KOB-TV is backing off of a controversial story that appeared on the same day news broke that a suspect charged with murder is the son of a New Mexico state representative.
Well, kind of.
The story, titled “Credibility of State Rep. Stephanie Maez in question,” quoted extensively from an unnamed woman who told the TV station Donovan Maez had been homeless since age 11.
Stephanie Maez is the mother of Donovan.
Donovan, 18, was arrested on multiple charges Friday evening for the late June killing of Jaydon Chavez-Silver.
In the KOB story, which aired Saturday, the unnamed woman said she hosted Donovan at her house in the past but later kicked him out because “he had no manners; he had no conscience about things.” The woman also criticized Stephanie Maez, saying that if she “had taken care of her son, maybe Jaydon wouldn’t have lost his life and that mother wouldn’t have lost her son.”

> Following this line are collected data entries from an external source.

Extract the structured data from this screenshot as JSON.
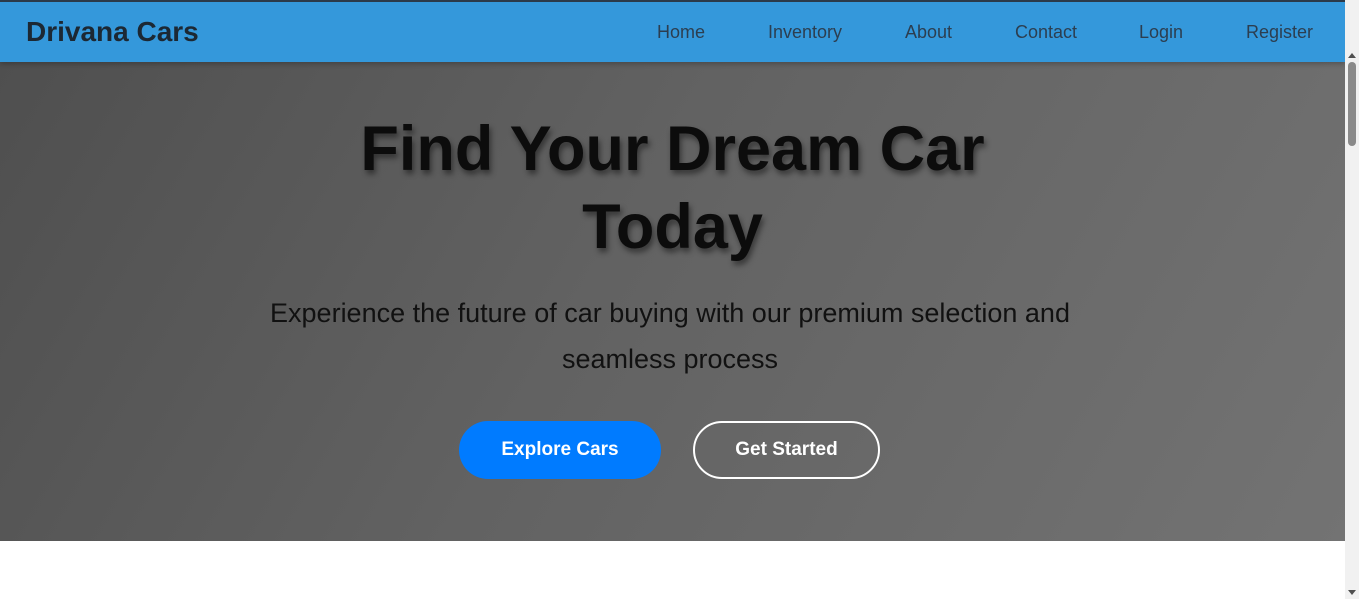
{
  "nav": {
    "brand": "Drivana Cars",
    "links": [
      "Home",
      "Inventory",
      "About",
      "Contact",
      "Login",
      "Register"
    ]
  },
  "hero": {
    "title_line1": "Find Your Dream Car",
    "title_line2": "Today",
    "subtitle": "Experience the future of car buying with our premium selection and seamless process",
    "primary_button": "Explore Cars",
    "secondary_button": "Get Started"
  },
  "colors": {
    "nav_bg": "#3498db",
    "primary_button": "#007bff",
    "hero_bg": "#626262"
  },
  "icons": {
    "scroll_up": "triangle-up",
    "scroll_down": "triangle-down"
  }
}
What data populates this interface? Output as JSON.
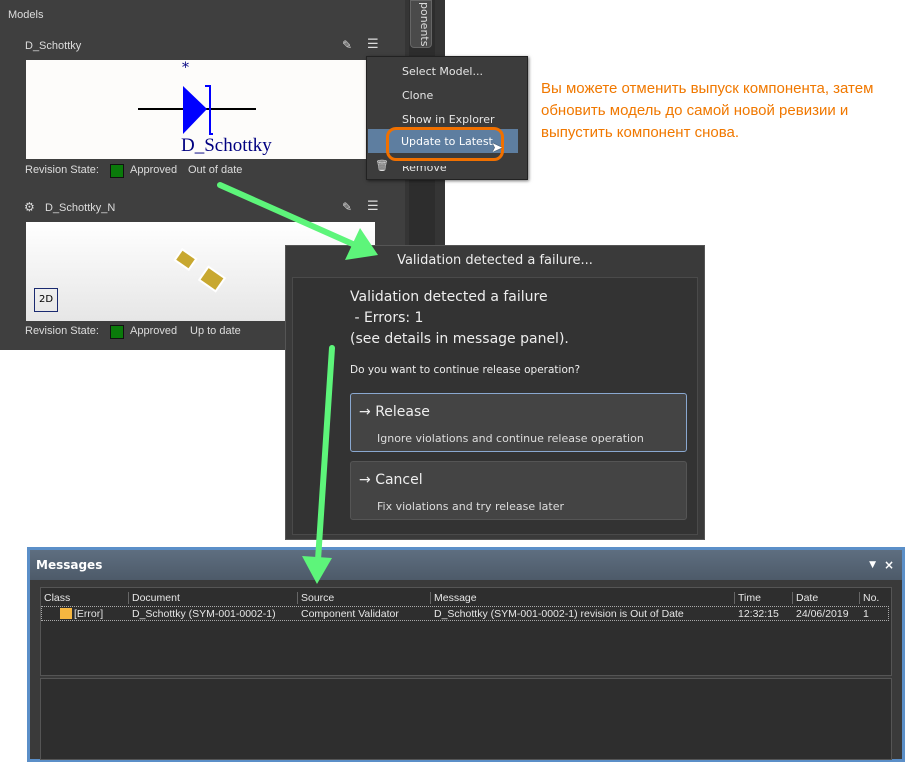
{
  "models": {
    "title": "Models",
    "side_tab": "ponents",
    "items": [
      {
        "name": "D_Schottky",
        "symbol_label": "D_Schottky",
        "designator": "*",
        "revision_label": "Revision State:",
        "state": "Approved",
        "status": "Out of date"
      },
      {
        "name": "D_Schottky_N",
        "view_button": "2D",
        "revision_label": "Revision State:",
        "state": "Approved",
        "status": "Up to date"
      }
    ]
  },
  "context_menu": {
    "items": [
      "Select Model...",
      "Clone",
      "Show in Explorer",
      "Update to Latest",
      "Remove"
    ]
  },
  "note": "Вы можете отменить выпуск компонента, затем обновить модель до самой новой ревизии и выпустить компонент снова.",
  "dialog": {
    "title": "Validation detected a failure...",
    "line1": "Validation detected a failure",
    "line2": " - Errors: 1",
    "line3": "(see details in message panel).",
    "question": "Do you want to continue release operation?",
    "release": {
      "label": "Release",
      "desc": "Ignore violations and continue release operation"
    },
    "cancel": {
      "label": "Cancel",
      "desc": "Fix violations and try release later"
    }
  },
  "messages": {
    "title": "Messages",
    "columns": [
      "Class",
      "Document",
      "Source",
      "Message",
      "Time",
      "Date",
      "No."
    ],
    "rows": [
      {
        "class": "[Error]",
        "document": "D_Schottky (SYM-001-0002-1)",
        "source": "Component Validator",
        "message": "D_Schottky (SYM-001-0002-1) revision is Out of Date",
        "time": "12:32:15",
        "date": "24/06/2019",
        "no": "1"
      }
    ]
  },
  "colors": {
    "accent": "#f07000",
    "arrow": "#5df57a",
    "approved": "#0a7a0a"
  }
}
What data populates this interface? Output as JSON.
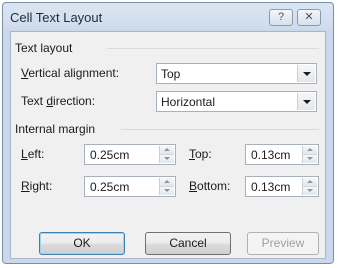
{
  "window": {
    "title": "Cell Text Layout",
    "help_glyph": "?",
    "close_glyph": "✕"
  },
  "text_layout": {
    "group_label": "Text layout",
    "vertical_alignment": {
      "label_key": "V",
      "label_rest": "ertical alignment:",
      "value": "Top"
    },
    "text_direction": {
      "label_pre": "Text ",
      "label_key": "d",
      "label_rest": "irection:",
      "value": "Horizontal"
    }
  },
  "internal_margin": {
    "group_label": "Internal margin",
    "left": {
      "label_key": "L",
      "label_rest": "eft:",
      "value": "0.25cm"
    },
    "right": {
      "label_key": "R",
      "label_rest": "ight:",
      "value": "0.25cm"
    },
    "top": {
      "label_key": "T",
      "label_rest": "op:",
      "value": "0.13cm"
    },
    "bottom": {
      "label_key": "B",
      "label_rest": "ottom:",
      "value": "0.13cm"
    }
  },
  "buttons": {
    "ok": "OK",
    "cancel": "Cancel",
    "preview": "Preview"
  }
}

But by the next day, the TV station had taken the entire story off of its website with no explanation.
News Director Michelle Donaldson told New Mexico Political Report that she made the decision to pull the story offline after she “came into some information that Donovan was not being truthful” about his homelessness.
The story didn’t directly quote that he was homeless from Donovan himself, but rather from the unnamed woman. Donaldson said she had no reason to doubt the woman’s claim that Donovan told her that he was homeless.
She also noted that the homeless claim was attributed to someone quoted in the story and not reported as fact.
“The story itself, every word is true,” Donaldson said, adding that she wasn’t planning to issue a formal retraction when asked.
Then why pull the story in the first place?
“I just don’t think it serves any purpose to allow him to continue making that claim,” Donaldson said, again attributing the mistake to Donovan and not the anonymous woman quoted in the story.
Veteran New Mexico journalist Heath Haussamen slammed the KOB story in a commentary on NMPolitics.net this afternoon, calling it “outrageous” and “tabloid journalism.”
Haussamen also criticized comments in the story from Bernalillo County Commissioner Wayne Johnson, who took a shot at Stephanie Maez by questioning the job ability of lawmakers “when their personal life is in such obvious disarray.”
Speculation by Johnson and an unnamed source, amplified by the megaphone KOB handed them, is nothing more than salaciousness at the expense of a grieving mother.
Donaldson couldn’t say if she regretted airing the story.
“I don’t know,” she said. “Hindsight is 20/20. I don’t know how to answer that question. The honest answer is I don’t know.”
When asked whether she felt the story was fair to Stephanie Maez, Donaldson said, “I’m not scoring it” and that she wasn’t “for Stephanie or against Stephanie.”
She added that she’s a parent and her “heart goes out” to both Stephanie and the mother of Chavez-Silver.